Attenuation of OA pathogenesis using intraarticular LNP@FAP siRNA in a rat ACLT OA model. (a) Schematic diagram illustrating the experimental design. (b) Axial and Coronal views of micro-CT images of the knee joints from the SD rat treated with LNP@FAP siRNA or LNP control after ACLT surgery or sham control operation after 6 weeks, respectively. (c, d) Quantitative analysis of structural parameters of knee joint subchondral bone: bone volume/tissue volume (BV/TV, %), and trabecular thickness (Tb.
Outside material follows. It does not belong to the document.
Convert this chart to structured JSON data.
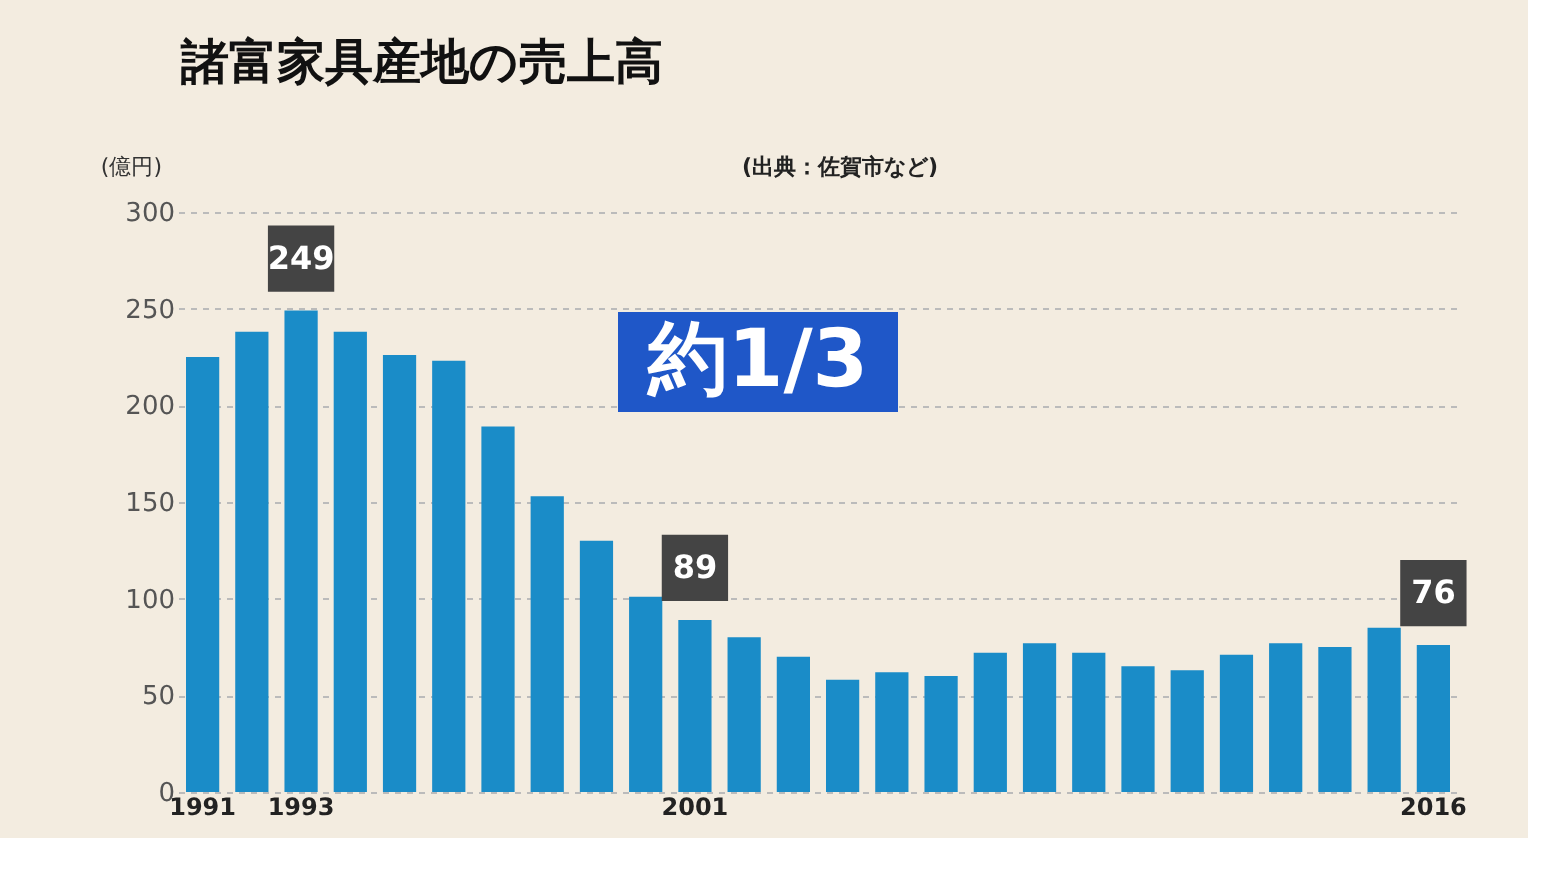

Th, mm). (e, f) Representative images of SO&FG and H&E staining showing cartilage destruction and synovial inflammation in the SD rat treated with either LNP@FAP siRNA of vehicle ACLT surgery or sham control operation following 6 weeks of treatment. Scale bar, 100 μm. (g, h) Quantification of the OARSI score and synovitis score. (i, j) The expression of Col2a1, FAP, and P21 in cartilage tissues and FAP in synovium from the SD rat treated with LNP@FAP siRNA of the vehicle after ACLT surgery or sham control operation duration of 6 weeks by immunofluorescence analysis. Scale bar, 50 μm. Data were presented as the mean ± SD (b, c, I, j, k, l) or median (25-75th percentiles) (e, g). P values are from one-way ANOVA (b, c, I, j, k, l) or Kruskal-Wallis H test (e, g). * p < 0.05, ** p < 0.01, *** p < 0.001.